Asombrosa niña
El filme neozelandés Whale rider tiene algo de ficción limítrofe con el documento antropológico. Es, escrito en lenguaje de este tiempo, un relato ancestral que rescata una remota raíz identificadora del pueblo maorí que sobrevive a la deriva en territorios de Nueva Zelanda.
Esta raíz es la leyenda de la ballena madre, especie de leviatán mesiánico que un día volverá a salir de las sombras del océano conducido por un guía salvador del pueblo maorí. Ahora, en estos días, un profeta maorí, vigilante del destino de su pueblo, cree que la llegada del salvador es inminente y que éste será el nieto que espera. Pero ese nieto nace y es una niña, lo que echa por tierra el andamio mitológico del abuelo, que rechaza violentamente que una mujer pueda ser la gran conductora. Pero la niña crece y lo hace con tanta luz, que las viejas piedras que sostienen las tradiciones maoríes se tambalean e incluso se invierten ante el sacrílego advenimiento de una mujer mesías.
WHALE RIDER
Dirección: Niki Caro. Intérpretes: Keisha Castle Hughes, Rawiri Paretene, Vicky Haugthon, Cliff Curtis y Grant Rosa. Género: drama. Alemania / Nueva Zelanda. Duración: 101 minutos.

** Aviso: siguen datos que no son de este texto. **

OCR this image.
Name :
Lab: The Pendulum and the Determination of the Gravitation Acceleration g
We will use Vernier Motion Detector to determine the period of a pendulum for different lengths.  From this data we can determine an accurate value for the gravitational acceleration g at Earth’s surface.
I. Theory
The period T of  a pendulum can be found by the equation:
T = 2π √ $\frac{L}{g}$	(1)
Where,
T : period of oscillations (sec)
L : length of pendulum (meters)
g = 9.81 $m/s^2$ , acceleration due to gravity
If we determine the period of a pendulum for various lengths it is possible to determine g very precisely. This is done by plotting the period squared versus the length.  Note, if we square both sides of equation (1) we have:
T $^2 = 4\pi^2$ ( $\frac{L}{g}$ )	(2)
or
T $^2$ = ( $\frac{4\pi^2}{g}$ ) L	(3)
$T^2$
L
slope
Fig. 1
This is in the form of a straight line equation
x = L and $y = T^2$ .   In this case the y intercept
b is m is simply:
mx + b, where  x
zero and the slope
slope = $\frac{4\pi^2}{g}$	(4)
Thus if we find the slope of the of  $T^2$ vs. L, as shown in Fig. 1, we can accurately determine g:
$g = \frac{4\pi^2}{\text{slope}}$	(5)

La fuerza metafórica del filme es evidente, casi obvia. Describe muy bien la vida cotidiana de una pequeña comunidad maorí y despliega algunos dibujos de personajes muy vivos, sobre todo las mujeres, entre ellas el dúo abuela-nieta, del que despega la hermosa niña protagonista, Keisha Castle-Hughes, que hace un trabajo de maravillosa claridad y que le valió ser candidata al oscar. Hay espontaneidad de niña en ella, pero hay también dotes de actriz concienzuda. Logra algunos momentos interpretativos inolvidables, como su discurso en la escuela sobre su despreciativo abuelo. Pero hay más: el encuentro de la niña con la ballena varada y muchos pequeños toques de gran delicadeza y calidades expresivas en los que se ve la mano de la dirección de Niki Caro, que construye una película elegante y de imagen limpia y transparente, en la que flotan metáforas universales arrancadas sin forzar de un mundo de extrema pequeñez, el de los hombres y mujeres maoríes, nuestros lejanos antípodas, que muestran un espíritu que les hace gente cercana, nuestra, de aquí al lado.